Effective Date for Purposes of Applying the Six Month Delay in Distributions to Key Employees


The effective date for purposes of applying the six month delay in distributions to Key Employees under the Plan shall be the same date as the “specified employee effective date” that is in effect from time to time under Section 7.2 of the SSORP or a successor provision of the SSORP or of any successor to the SSORP.


Certain Code Section 409A Issues




Notwithstanding any provision of the Plan (including, but not limited to Section 9.2), Adoption Agreement, or this Addendum to the contrary, installment payments to a Participant or Beneficiary shall be treated as a series of separate payments and not as a single payment.


Any compensation that may be paid or provided pursuant to this Plan is intended to qualify for an exclusion from Section 409A of the Code or to comply with Section 409A of the Code, so that none of such compensation will be includible in any Plan Participant’s federal gross income pursuant to Section 409A(a)(1)(A) of the Code.

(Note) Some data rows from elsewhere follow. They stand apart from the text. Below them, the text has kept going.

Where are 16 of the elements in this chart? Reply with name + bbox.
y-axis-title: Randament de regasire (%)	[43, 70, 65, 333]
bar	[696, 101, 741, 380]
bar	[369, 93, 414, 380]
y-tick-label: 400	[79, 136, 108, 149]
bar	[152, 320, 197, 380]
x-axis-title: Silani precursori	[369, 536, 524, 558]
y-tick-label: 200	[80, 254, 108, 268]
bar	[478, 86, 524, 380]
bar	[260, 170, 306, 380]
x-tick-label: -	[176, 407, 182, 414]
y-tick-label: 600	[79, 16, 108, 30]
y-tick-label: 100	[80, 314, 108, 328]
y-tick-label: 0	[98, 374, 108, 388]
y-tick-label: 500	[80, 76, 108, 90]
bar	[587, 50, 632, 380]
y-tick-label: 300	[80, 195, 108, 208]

This Plan shall be administered, interpreted, and construed to carry out such intention, and any provision of this Plan that cannot be so administered, interpreted and construed shall to that extent be disregarded. However, the Company and any other person or entity with any responsibility for the Plan (including, but not limited to, the Board) do not represent, warrant or guarantee that any compensation that may be paid or provided pursuant to this Plan will not be includible in a Plan Participant’s federal gross income pursuant to Section 409A(a)(1)(A) of the Code, nor do the Company and other persons and entities with any responsibility for the Plan make any other representation, warranty or guaranty to any Plan Participant as to the tax consequences of this Plan or of participation in this Plan. If, notwithstanding the foregoing, amounts are includible in a Plan Participant’s federal gross income pursuant to Section 409A(a)(1)(A) of the Code, the payment of benefits will be accelerated to the extent determined by the Committee and permitted by Treasury Regulation section 1.409A-3(j)(vii).


Amendment and Termination

This Addendum I (and any other addendum) may be amended and terminated to the same extent as any other provision of the Plan, consistent with Article 10 thereof.